28/2/2017 13:30
A minha é maior do que a sua em torcedores e não apenas em simpatizantes
“Se torcida ganhasse jogo a china será a campeão de todas as Copas do Mundo”. Lembro da frase em todas as oportunidades em que acaba sendo divulgada uma pesquisa que tenta mensurar qual o tamanho de cada torcida – a mais recente delas foi realizada pelo Datafolha e informa qual seria a distribuição das torcidas na cidade de São Paulo (1º Corinthians, 36%; 2º Nenhum clube, 24%; 3º São Paulo, 19%, 4º Palmeiras, 12%, 5º Santos, 5% e 6º Flamengo, 25).
Não discuto os números apurados, muito menos a idoneidade dos institutos que fazem esses levantamentos, mas será que apenas a resposta instantânea da pergunta “qual é o time de futebol de sua preferência?” é o suficiente para se saber se o pesquisado é realmente torcedor de um time? Há uma enorme diferença entre responder qual o time de sua preferência e torcer realmente por um clube.
Fico imaginando se fosse possível terminar realmente qual é o número de torcedores que acompanham realmente um time, independente da fase do clube. Por exemplo, se o dito simpatizante não saber 11 jogadores do elenco atual do clube, ele pode ser chamado de tudo menos de torcedor. O torcedor mesmo é aquele que opina sobre a escalação, pensa no esquema para a próxima partida e pede a entrada de algum determinado atleta em campo quando o time não está tendo um bom desempenho em campo. Também só deve ser considerado torcedor aquele que sabe quais os campeonatos que o clube está disputando no momento e qual foi o último título importante que a equipe de sua preferência conquistou.

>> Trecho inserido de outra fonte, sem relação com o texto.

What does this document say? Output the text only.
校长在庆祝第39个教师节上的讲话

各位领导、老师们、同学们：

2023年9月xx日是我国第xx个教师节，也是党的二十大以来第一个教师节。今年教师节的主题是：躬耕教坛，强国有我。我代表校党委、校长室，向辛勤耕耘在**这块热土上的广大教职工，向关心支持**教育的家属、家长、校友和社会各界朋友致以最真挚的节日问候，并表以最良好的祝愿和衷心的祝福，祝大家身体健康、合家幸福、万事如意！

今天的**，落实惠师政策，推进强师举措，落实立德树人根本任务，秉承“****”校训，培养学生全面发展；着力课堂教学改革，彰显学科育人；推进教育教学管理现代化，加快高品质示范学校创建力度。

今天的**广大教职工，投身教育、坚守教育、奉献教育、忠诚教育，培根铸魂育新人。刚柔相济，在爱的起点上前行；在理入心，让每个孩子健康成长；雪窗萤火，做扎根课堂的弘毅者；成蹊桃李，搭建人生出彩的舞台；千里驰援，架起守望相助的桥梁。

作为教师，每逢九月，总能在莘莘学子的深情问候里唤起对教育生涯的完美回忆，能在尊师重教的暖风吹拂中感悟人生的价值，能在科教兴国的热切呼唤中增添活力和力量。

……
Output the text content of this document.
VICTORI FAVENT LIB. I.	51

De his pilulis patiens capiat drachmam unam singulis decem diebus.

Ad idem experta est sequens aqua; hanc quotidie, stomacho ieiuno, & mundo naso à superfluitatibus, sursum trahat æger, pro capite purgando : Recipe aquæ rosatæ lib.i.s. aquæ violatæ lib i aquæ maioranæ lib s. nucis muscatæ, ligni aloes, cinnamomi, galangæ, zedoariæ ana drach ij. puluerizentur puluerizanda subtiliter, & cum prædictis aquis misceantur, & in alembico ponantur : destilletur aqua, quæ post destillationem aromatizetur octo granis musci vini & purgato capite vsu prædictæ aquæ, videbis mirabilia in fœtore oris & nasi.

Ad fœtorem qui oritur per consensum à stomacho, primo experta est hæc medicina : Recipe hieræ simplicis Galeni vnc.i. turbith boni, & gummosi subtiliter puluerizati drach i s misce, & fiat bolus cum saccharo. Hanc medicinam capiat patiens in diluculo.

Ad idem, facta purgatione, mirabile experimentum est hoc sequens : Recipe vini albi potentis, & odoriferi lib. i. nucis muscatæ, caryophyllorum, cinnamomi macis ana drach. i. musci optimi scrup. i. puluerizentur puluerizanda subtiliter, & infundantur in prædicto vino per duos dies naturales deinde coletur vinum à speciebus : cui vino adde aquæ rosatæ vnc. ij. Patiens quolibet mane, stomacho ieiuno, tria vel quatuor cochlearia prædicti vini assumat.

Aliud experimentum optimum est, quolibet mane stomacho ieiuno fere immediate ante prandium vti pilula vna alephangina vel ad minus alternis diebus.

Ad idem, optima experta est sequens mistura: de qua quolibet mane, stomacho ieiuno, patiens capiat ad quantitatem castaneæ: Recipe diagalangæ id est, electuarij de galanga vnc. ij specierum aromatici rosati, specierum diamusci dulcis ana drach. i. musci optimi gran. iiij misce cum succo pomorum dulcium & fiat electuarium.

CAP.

Se o perguntado não tiver nenhuma aventura, inventado uma mentirinha ou uma história extraordinária para ver algum jogo sem nenhuma importância – em finais qualquer um vai - do seu time, também não deve ser considerado torcedor. Ainda no assunto, só é torcedor realmente de um clube aquele que acorda mais feliz – ou tem um dia perdido – após o resultado de seu time.
Há detalhes da história de um clube que só torcedor mesmo sabe e ele gosta de contar. Além disso, só quem tem paixão mesmo consegue acreditar – discute e tenta provar de todas as maneiras - que aquele jogador mediano é melhor do que o grande craque do adversário. Outra característica apenas do torcedor de fato e não simpatizante é que além do grande rival, a imprensa é a grande inimiga por todos os problemas que o time passa.
O torcedor que deveria contar nas pesquisas é aquele que entra no GLOBOESPORTE.COM e vai logo para a página do seu time – se sobrar algum tempo ele passa pelo noticiário, principalmente se os rivais estão em crise ou perderam o último jogo. Ele também sempre arruma um jeito de ajudar o clube. Vai aos estádios, compra a camisa do clube, já é – ou pensa ser - sócio-torcedor e faz de tudo para que suas crias se transformem sendo torcedores de seu clube, ou seja, que seu clube tenha sempre torcedores apaixonados. Qual filho não tem grandes lembranças ao lado do pai na arquibancada?
Uma coisa que nenhuma pesquisa vai conseguir mensurar é o amor do torcedor tem pelo seu clube. Será que o torcedor da Portuguesa, que continua indo ao estádio agora com o time na Série A2 do Campeonato Paulista e na Série D do Brasileiro, tem menos paixão do que um corintiano?
Pesquisa que revela o tamanho do número de simpatizantes – não torcedores realmente – pode até servir como assunto em reuniões de amigos. Mas elas não levam em consideração que todo torcedor é egoísta e solitário. Ele tem absoluta certeza que ama uma camisa mais do que todos os outros que gritam o nome do seu time. Seria o torcedor mais realizado do planeta se apenas eu pudesse gritar gol no momento em que o meu time balançasse a rede do adversário.